Live again at last! The euphoria generated by once more being able to experience a “real” ECMA session was on full display in late May of this year when the members of six ensembles came together in Grafenegg. This session witnessed an entire week of intense rehearsals coached by an international group of teachers and was crowned by a best-of concert before a nearly 200-strong audience. Since 2004, ECMA – the European Chamber Music Academy has been holding such multi-day intensive training sessions for young chamber music ensembles at partner institutions located all over Europe.

Even during the recent period of extended dormancy, during which it was impossible to travel or play together, ECMA kept in close touch with its over 30 active ensembles and held weekly “ECMA Jours fixes” online that brought together up to 60 individuals at a time and included lectures and discussions offering food for thought. Lilia Jekova and Kalina Miteva, of the Bulgarian chamber ensemble Silhouettes, hardly missed a single one: „These meetings really kept the ECMA spirit alive for us. There was such a variety of lectures, and we’d always spend the rest of the week discussing how we could employ these ideas for our ensemble.“

ECMA’s artistic directors Hatto Beyerle, Johannes Meissl, and Patrick Jüdt also engaged in individual online work with several groups, which went surprisingly well—best of all when using the low latency audio-visual streaming system LOLA, which the mdw has been employing successfully for several years now, as well as via combined setups comprised of streaming and Zoom or just Zoom’s High-Fidelity Music Mode. ”The essential ingredient in all forms of live online teaching is, of course, having an Internet connection that’s stable and fast on both ends. And the better the available equipment, such as microphones, camera, and headphones, the closer we can get to a physically present working situation. Which means, of course, that the range of experiences is quite broad…”, says Johannes Meissl. These technologies were also used for the ECMA Sessions in the Hague, Paris, and Oslo, which—in pandemic mode—took place either online or in hybrid form with local ensembles on location and other groups present virtually.
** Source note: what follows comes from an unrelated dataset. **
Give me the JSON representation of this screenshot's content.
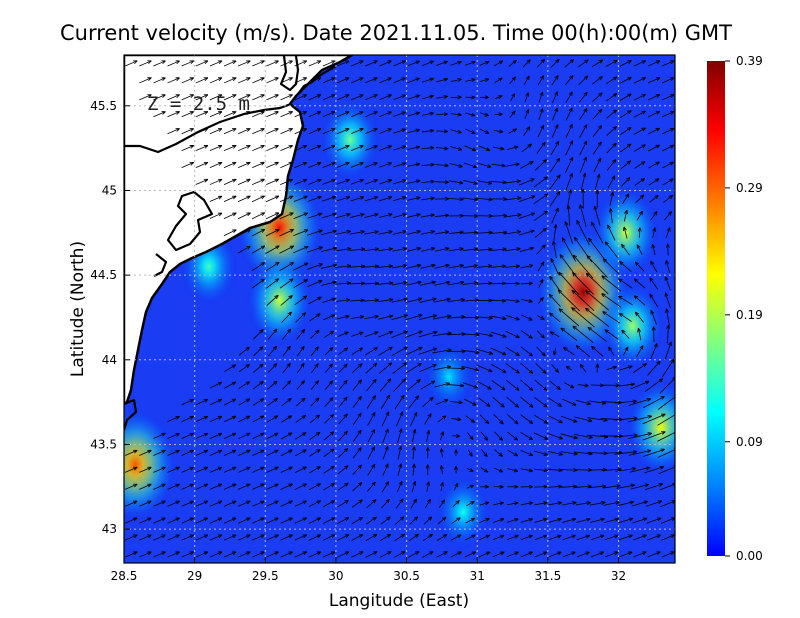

The essential ingredient in all forms of live online teaching is, of course, having an Internet connection that’s stable and fast on both ends. And the better the available equipment, such as microphones, camera, and headphones, the closer we can get to a physically present working situation. Which means, of course, that the range of experiences is quite broad…

Johannes Meissl, Vice Rector for International Affairs and Art

Now, however, live sessions are back—with expanded offerings thanks to the cooperative project “ECMA Pro – International Career Development and Socially Engaged Outreach in Chamber Music”, sponsored by the EU’s Creative Europe Programme. This project’s career development training sessions and development of new concert formats went forward for the first time in Grafenegg and in Fiesole near Florence. An online workshop with musicians’ coach Kirsten Peters kicked off the mdw’s session in Grafenegg, after which the successful ECMA alumnae Minna Pensola and Karla Haltenwanger introduced new concert formats that they had developed together with their ensembles. And in his workshop “Let’s Play”, percussionist and director Thomas Toppler then encouraged the participating ensembles to harness playfulness in their musical and interpersonal collaboration: “To play entails nothing more than to look: What’s in the text?“ is how Toppler describes his concept. „How softly can we play, how well can we serve the leading part, how closely can we listen to the intonation? If I define all that as a game, it makes me more open and more daring. There’s no longer any fear of failure: we just try things out, and if we like the game we’re playing, then everyone knows what to do.”

At the ECMA Session in Fiesole, pianist and artistic director Alexander Lonquich and Brazilian pianist Ricardo Castro discussed individual concert formats and focuses together with the ensembles. These training sessions were intended to help the ensembles develop their own unique profiles, which join artistic quality as factors behind concert organizers’ decisions to invite them to perform.

This autumn will see the ECMA ensembles—supported financially by ECMA Pro—travel once more: to showcases in Ghent and Budapest and to ECMA Sessions in the Hague and Oslo. For while the pandemic did demonstrate that online teaching can be effective, it also showed how it cannot replace direct, personal exchange.